Research the cultural aspects that you are assessing – You need to focus on the key environment and sustainability culture aspects that are significant to your business. There is no point in wasting your time assessing aspects that do not apply to your organisation.

Develop an instrument from the cultural aspects – This can be achieved by using an existing culture framework, or simply making statements out of the cultural elements and accompanying them with a Likert Scale, which allow people to grade their perceptions.

Then validate the instrument with employees in your business – You will need to ask your colleagues: Is this CAT measuring what people think about environment and sustainability. Get your employees to give you feedback on you CAT; this will lead to improved quality. The best people to give you feedback are the ones who will be completing the tool.

If this method is not for you then you could use a readymade measure.

Select a tool that suits the needs of our business. Ensure the tool matches the geographical and cross-cultural nuances of your business. Also, have a think about how you wish to present your findings and how you will be integrating these into your improvement plan. Don’t forget it needs to be user-friendly and simple to complete, which will increase your response rate.

User-friendly frameworks can be used to assess an organisation’s environment and sustainability culture. A great example is Bioregional’s One Planet Living Framework (1), comprised of ten principles of sustainability, which provide a holistic approach for organisations to understand how to live within the limits of our planet.

Integrate environment and sustainability into your business planning processes

Any good environment and sustainability policy should provide a framework for improvement, which makes it the perfect method to get improvement at an organisational level. You can do this by extending your policy to include environment and sustainability as a corporate objective.

Assess the areas for change and identify some high level KPIs that your Business Managers can contribute toward. Sit down with your colleagues, during the planning process, and help them to make sense of how they can contribute towards improving the culture of the business.

As awareness increases, you can set more elaborate objectives.

Integrating environment and sustainability into existing risk assessment processes

Take the risk assessment processes that people use and extend them into environment and sustainability. Take the definitions of hazards and risks and ensure they include environment and sustainability phrases. This will ensure that people are thinking about the environment and sustainability risks related to their work. Furthermore, as you are building on pre-existing processes, people will not have to work in a different way.

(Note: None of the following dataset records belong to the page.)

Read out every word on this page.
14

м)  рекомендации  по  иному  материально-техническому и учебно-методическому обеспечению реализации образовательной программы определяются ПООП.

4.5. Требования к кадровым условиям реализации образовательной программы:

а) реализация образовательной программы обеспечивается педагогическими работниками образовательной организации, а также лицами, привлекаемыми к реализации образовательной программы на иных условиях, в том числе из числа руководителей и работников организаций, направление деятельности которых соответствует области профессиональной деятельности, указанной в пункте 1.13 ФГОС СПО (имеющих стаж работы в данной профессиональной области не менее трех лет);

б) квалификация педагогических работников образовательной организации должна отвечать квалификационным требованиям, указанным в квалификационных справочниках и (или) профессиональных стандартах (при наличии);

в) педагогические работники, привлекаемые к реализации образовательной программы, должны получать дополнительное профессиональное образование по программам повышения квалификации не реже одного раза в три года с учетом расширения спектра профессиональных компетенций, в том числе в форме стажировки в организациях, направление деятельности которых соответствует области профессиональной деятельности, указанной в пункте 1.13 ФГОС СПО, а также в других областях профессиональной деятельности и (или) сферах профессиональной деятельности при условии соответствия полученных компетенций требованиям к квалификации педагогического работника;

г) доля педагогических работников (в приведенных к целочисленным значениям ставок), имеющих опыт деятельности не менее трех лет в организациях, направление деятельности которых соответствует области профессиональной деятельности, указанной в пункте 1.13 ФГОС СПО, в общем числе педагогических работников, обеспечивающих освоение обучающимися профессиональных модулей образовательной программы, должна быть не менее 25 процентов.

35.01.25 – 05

Integrate into existing communication processes

Whilst you may feel that this is the easiest to achieve, it’s probably the most important. You need to find the communication method that reaches the largest audience. However, not everyone reads every email or newsletter; try different methods. Be inventive – use all the communication methods at your disposal. Visual: screensavers, emails, messages of the day, etc.; verbal: toolbox talks, staff briefings, training sessions, inductions etc.; and written: posters, notice boards, risk assessments and notice letters. As the adage goes: “sell, sell, sell!”

Conclusion

What we have given you here are just a few ideas – use the methods that best suit your organisation. But, hopefully, we have given you some ideas to help you make a change to your organisational culture – good luck!

References

Reference 1 – Bioregional (2017). One Planet Goals and Guidance for Companies and Organisations.